Time to go cloud native?

Misadventures in HPC Cloud Migration #7

Lifting and shifting HPC from on premises to the cloud isn’t a great idea in terms of cost effectiveness. So, does your migration need to be cloud native?

Firstly, ugh. I hate that term. Cloud Native. It struts about with an air of superiority. Looking down its nose at on-premises software. Trampling roughshod over established and proven patterns. Sometimes its justified, but often with no tangible benefit (except to the coffers of the cloud provider).

Take a technology deprived enterprise application team that have had nothing to work with but a 20 year old server in the corporate dungeon for their entire professional careers. Then hand them the world on a stick. The Cloud. It’s like a kid in a candy shop. On Christmas.

Two things. Firstly, you need to think about costs up front. There is no point in designing your dream cloud architecture having zero idea of its operational cost. You absolutely need to think about what it will cost to run your new system up, front when you’re designing it. Not only what it will cost initially but how those costs scale. In both directions.

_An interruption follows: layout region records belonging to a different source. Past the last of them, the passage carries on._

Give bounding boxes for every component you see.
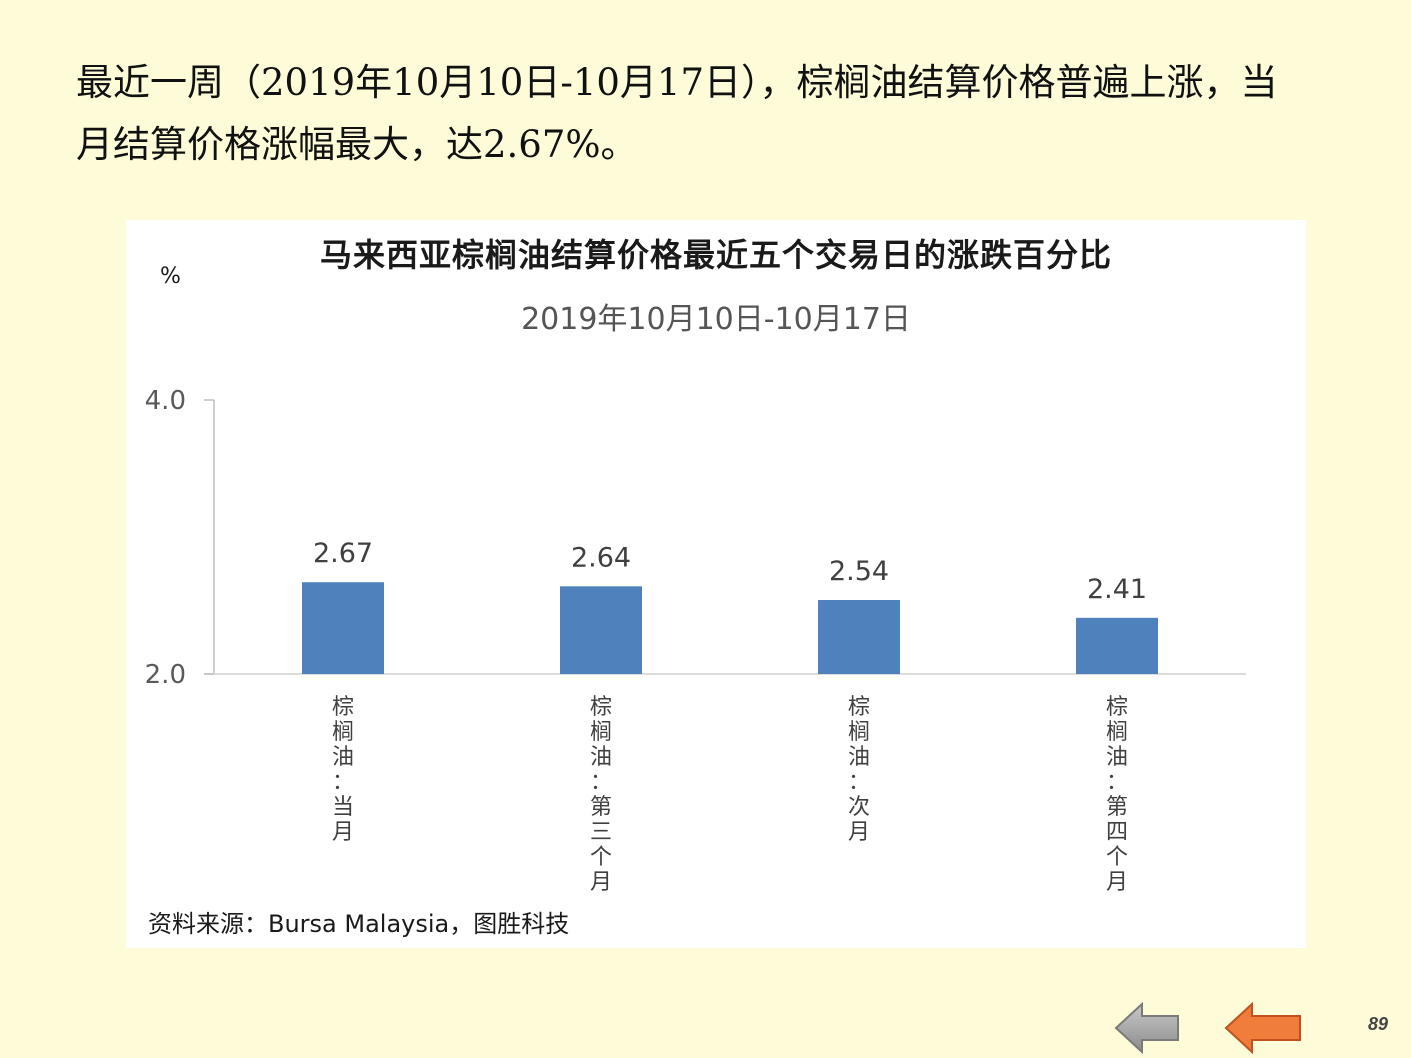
page-number: 89 (1368, 1014, 1389, 1034)
category-label: 棕榈油：第三个月 (590, 695, 612, 895)
y-axis-unit: % (160, 264, 181, 289)
data-label: 2.54 (829, 556, 889, 587)
y-tick-label: 4.0 (145, 386, 186, 416)
intro-line-2: 月结算价格涨幅最大，达2.67%。 (76, 123, 638, 166)
bar (560, 586, 642, 674)
chart-title: 马来西亚棕榈油结算价格最近五个交易日的涨跌百分比 (319, 236, 1112, 274)
data-label: 2.41 (1087, 574, 1147, 605)
bar (302, 582, 384, 674)
data-label: 2.64 (571, 542, 631, 573)
previous-arrow-icon[interactable] (1222, 1000, 1306, 1056)
intro-text: 最近一周（2019年10月10日-10月17日），棕榈油结算价格普遍上涨，当 月… (76, 52, 1366, 176)
category-label: 棕榈油：第四个月 (1106, 695, 1128, 895)
chart-panel: 马来西亚棕榈油结算价格最近五个交易日的涨跌百分比 2019年10月10日-10月… (126, 220, 1306, 948)
bar (1076, 617, 1158, 674)
chart-subtitle: 2019年10月10日-10月17日 (521, 302, 911, 337)
bar-chart: 2.0 4.0 2.67 棕榈油：当月 2.64 棕榈油：第三个月 2.54 棕榈油：次月 2.… (145, 386, 1246, 895)
category-label: 棕榈油：当月 (332, 695, 354, 845)
back-arrow-icon[interactable] (1112, 1000, 1184, 1056)
intro-line-1: 最近一周（2019年10月10日-10月17日），棕榈油结算价格普遍上涨，当 (76, 61, 1278, 104)
category-label: 棕榈油：次月 (848, 695, 870, 845)
bar (818, 600, 900, 674)
y-tick-label: 2.0 (145, 660, 186, 690)
source-note: 资料来源：Bursa Malaysia，图胜科技 (148, 910, 570, 938)
data-label: 2.67 (313, 538, 373, 569)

Secondly, cloud native doesn’t always mean better. If you didn’t already learn your lesson in the similar game we played with NoSQL databases, or think that somehow this time is different, well then step away from the cheque book. Sure, there are a million and one ways to do HPC on the cloud.  Running into one without knowing how it will perform or what it will cost on a performance normalised basis is great way to keep lots of people employed but won’t do much for your bottom line. Wait what am I saying. Absolutely do it. Try them all out! Hire us to do it for you in fact. Give me your cheque book 😊

This process starts with your ability to run representative workloads easily in multiple architectures. If you can’t do that yet, solve that problem first. Or find a synthetic representative workload.